Reggia Reale Storia & Fotografia


Storia della Reggia di Caserta
Commissionata nel 1751 da Carlo di Borbone all’architetto Luigi Vanvitelli, la Reggia di Caserta doveva rappresentare, sull’esempio della Versailles di Luigi XIV, l’autorevolezza del potere reale, ma fu anche l’occasione per disegnare una scenografia spettacolare di giardini e corsi d’acqua e per progettare una sorta di città ideale, organizzata secondo i più avanzati criteri del tempo.

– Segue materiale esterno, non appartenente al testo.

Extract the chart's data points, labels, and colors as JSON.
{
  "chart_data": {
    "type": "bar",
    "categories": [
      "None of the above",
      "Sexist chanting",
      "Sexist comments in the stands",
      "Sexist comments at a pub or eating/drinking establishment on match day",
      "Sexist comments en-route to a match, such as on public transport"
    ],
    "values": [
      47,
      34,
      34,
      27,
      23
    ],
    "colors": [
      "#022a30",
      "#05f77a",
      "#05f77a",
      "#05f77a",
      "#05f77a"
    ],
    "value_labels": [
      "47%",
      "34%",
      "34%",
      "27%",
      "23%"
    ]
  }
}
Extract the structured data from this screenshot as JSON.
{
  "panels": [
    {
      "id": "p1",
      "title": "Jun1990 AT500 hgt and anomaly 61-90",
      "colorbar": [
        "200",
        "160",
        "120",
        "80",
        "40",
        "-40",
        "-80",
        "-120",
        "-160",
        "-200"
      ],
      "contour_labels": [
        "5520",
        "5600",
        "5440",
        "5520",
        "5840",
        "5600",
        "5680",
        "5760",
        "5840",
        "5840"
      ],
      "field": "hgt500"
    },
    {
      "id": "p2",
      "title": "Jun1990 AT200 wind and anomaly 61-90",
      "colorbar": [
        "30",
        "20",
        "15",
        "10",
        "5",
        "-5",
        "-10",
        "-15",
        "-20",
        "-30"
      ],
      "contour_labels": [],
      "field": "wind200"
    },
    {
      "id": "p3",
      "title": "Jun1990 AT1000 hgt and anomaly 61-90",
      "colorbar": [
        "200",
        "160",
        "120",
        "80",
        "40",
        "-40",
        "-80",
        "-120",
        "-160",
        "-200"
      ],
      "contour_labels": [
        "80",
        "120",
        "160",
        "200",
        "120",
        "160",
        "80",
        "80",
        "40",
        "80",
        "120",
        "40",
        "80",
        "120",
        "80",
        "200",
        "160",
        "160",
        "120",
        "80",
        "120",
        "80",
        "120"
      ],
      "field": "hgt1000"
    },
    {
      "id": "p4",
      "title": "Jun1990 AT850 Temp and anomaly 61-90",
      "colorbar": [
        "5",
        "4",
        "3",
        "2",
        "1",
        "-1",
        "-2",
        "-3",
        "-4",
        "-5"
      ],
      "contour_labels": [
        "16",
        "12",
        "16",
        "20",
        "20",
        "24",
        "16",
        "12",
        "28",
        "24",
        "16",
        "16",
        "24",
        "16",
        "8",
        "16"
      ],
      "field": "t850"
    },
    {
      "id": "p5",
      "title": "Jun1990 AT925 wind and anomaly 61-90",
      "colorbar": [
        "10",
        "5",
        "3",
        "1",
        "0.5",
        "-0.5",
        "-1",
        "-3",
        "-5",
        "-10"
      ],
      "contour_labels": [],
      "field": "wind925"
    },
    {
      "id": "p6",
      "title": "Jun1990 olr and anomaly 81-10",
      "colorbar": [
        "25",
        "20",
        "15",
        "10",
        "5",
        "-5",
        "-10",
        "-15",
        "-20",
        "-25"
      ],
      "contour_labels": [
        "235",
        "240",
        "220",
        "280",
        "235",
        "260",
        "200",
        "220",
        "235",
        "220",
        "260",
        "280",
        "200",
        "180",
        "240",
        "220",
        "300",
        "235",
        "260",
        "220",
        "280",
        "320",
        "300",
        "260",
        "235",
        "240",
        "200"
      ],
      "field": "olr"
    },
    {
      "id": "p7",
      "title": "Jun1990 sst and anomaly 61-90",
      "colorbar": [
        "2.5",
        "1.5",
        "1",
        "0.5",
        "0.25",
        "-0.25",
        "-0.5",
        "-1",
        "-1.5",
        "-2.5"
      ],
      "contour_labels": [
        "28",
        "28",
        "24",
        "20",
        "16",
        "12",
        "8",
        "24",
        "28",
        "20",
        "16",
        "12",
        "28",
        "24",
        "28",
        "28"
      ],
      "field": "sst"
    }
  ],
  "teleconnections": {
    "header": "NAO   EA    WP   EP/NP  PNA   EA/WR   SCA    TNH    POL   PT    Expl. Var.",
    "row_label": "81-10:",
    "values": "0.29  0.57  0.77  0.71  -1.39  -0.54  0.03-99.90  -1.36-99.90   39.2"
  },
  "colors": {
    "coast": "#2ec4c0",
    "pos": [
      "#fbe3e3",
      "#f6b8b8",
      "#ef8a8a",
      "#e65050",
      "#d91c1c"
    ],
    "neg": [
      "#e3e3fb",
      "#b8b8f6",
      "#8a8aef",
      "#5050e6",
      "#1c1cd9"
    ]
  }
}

La sua costruzione cominciò nel 1752 e terminò, fra alterne vicende, molto tempo dopo la morte del re e del suo architetto. La direzione dei lavori passò dapprima a Carlo Vanvitelli, figlio di Luigi, che apportò qualche variante al progetto paterno. Quindi la realizzazione proseguì in modo assai discontinuo, sotto la guida di altri architetti, fino al 1847, anno del completamento della Sala del trono.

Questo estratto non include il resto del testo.